Doch längeres Arbeiten muss sich für ältere Menschen in jeder Hinsicht bezahlt machen, denn je nach Art der Pension gelten unterschiedliche Regeln für den Zuverdienst. Ist man nicht in regulärer Alterspension sondern in Früh-, Korridor- oder Invaliditätspension oder nimmt die Hacklerregelung in Anspruch, gelten strenge Zuverdienstgrenze.
Doch Geld ist nicht der einzige Grund für eine weitere berufliche Tätigkeit: Wie eine aktuelle Deloitte-Studie zeigt (siehe „Fakten“), sprechen für Pensionisten neben dem Zuverdienst auch soziale Gründe für die Weiterbeschäftigung.
Arbeitswelt im Wandel
Ein Baustein, um Fachkräftemangel in der Arbeitswelt kurzfristig zu reduzieren, könnte die Bereitschaft von älteren Arbeitnehmerinnen und Arbeitnehmern bzw. Regelpensionistinnen und -pensionisten sein, flexibel für einige Jahre weiter den Organisationen zur Verfügung zu stehen, um Erfahrung, Wissen und Zuverlässigkeit gezielt einzubringen,“ findet Organisationsberaterin Gabriele Höller.
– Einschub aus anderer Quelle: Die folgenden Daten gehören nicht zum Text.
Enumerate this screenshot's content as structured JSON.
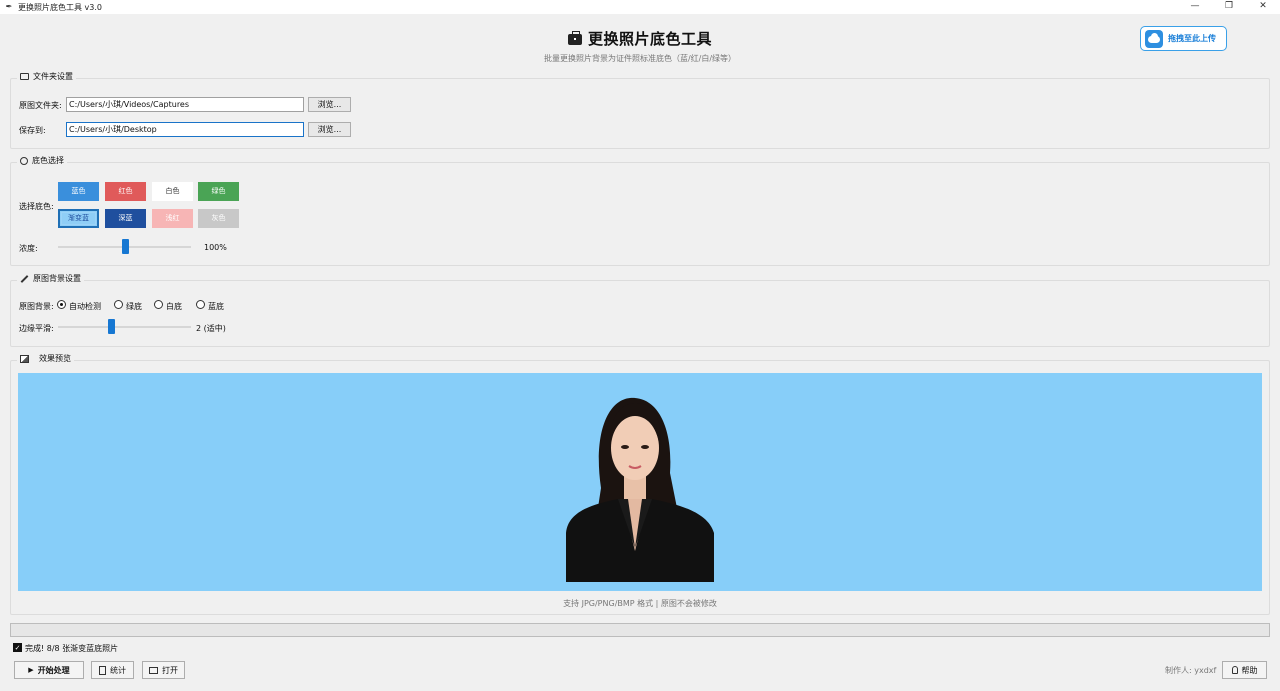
{
  "window": {
    "title": "更换照片底色工具 v3.0",
    "controls": {
      "minimize": "—",
      "restore": "❐",
      "close": "✕"
    }
  },
  "header": {
    "title": "更换照片底色工具",
    "subtitle": "批量更换照片背景为证件照标准底色（蓝/红/白/绿等）",
    "upload_label": "拖拽至此上传"
  },
  "folder_settings": {
    "title": "文件夹设置",
    "source_label": "原图文件夹:",
    "source_value": "C:/Users/小琪/Videos/Captures",
    "save_label": "保存到:",
    "save_value": "C:/Users/小琪/Desktop",
    "browse_label": "浏览..."
  },
  "color_select": {
    "title": "底色选择",
    "choose_label": "选择底色:",
    "swatches": [
      {
        "label": "蓝色",
        "color": "#3a8fdc"
      },
      {
        "label": "红色",
        "color": "#e05a5a"
      },
      {
        "label": "白色",
        "color": "#ffffff"
      },
      {
        "label": "绿色",
        "color": "#4aa455"
      },
      {
        "label": "渐变蓝",
        "color": "#8fcef6"
      },
      {
        "label": "深蓝",
        "color": "#1f4f9e"
      },
      {
        "label": "浅红",
        "color": "#f7b5b5"
      },
      {
        "label": "灰色",
        "color": "#c8c8c8"
      }
    ],
    "selected": "渐变蓝",
    "intensity_label": "浓度:",
    "intensity_value": "100%",
    "intensity_fraction": 0.5
  },
  "original_bg": {
    "title": "原图背景设置",
    "bg_label": "原图背景:",
    "options": [
      "自动检测",
      "绿底",
      "白底",
      "蓝底"
    ],
    "selected": "自动检测",
    "smooth_label": "边缘平滑:",
    "smooth_value": "2 (适中)",
    "smooth_fraction": 0.4
  },
  "preview": {
    "title": "效果预览",
    "background_color": "#87cef9",
    "hint": "支持 JPG/PNG/BMP 格式 | 原图不会被修改"
  },
  "status": {
    "progress_fraction": 0,
    "message": "完成! 8/8 张渐变蓝底照片"
  },
  "bottom_bar": {
    "start_label": "开始处理",
    "stats_label": "统计",
    "open_label": "打开",
    "author": "制作人: yxdxf",
    "help_label": "帮助"
  }
}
Zudem erfahren ältere Mitarbeiter besondere Wertschätzung, denn im Mentoring und Onboarding mit jungen Angestellten sind Erfahrung und Geduld gefragt. „Den langjährigen Erfahrungsschatz und Wissen an Nachwuchskräfte weiterzugeben, sichert intern wertvolle Ressourcen und die wechselseitige Anerkennung und Wertschätzung zwischen den Generationen stärkt das Image des Unternehmens“, so die Expertin.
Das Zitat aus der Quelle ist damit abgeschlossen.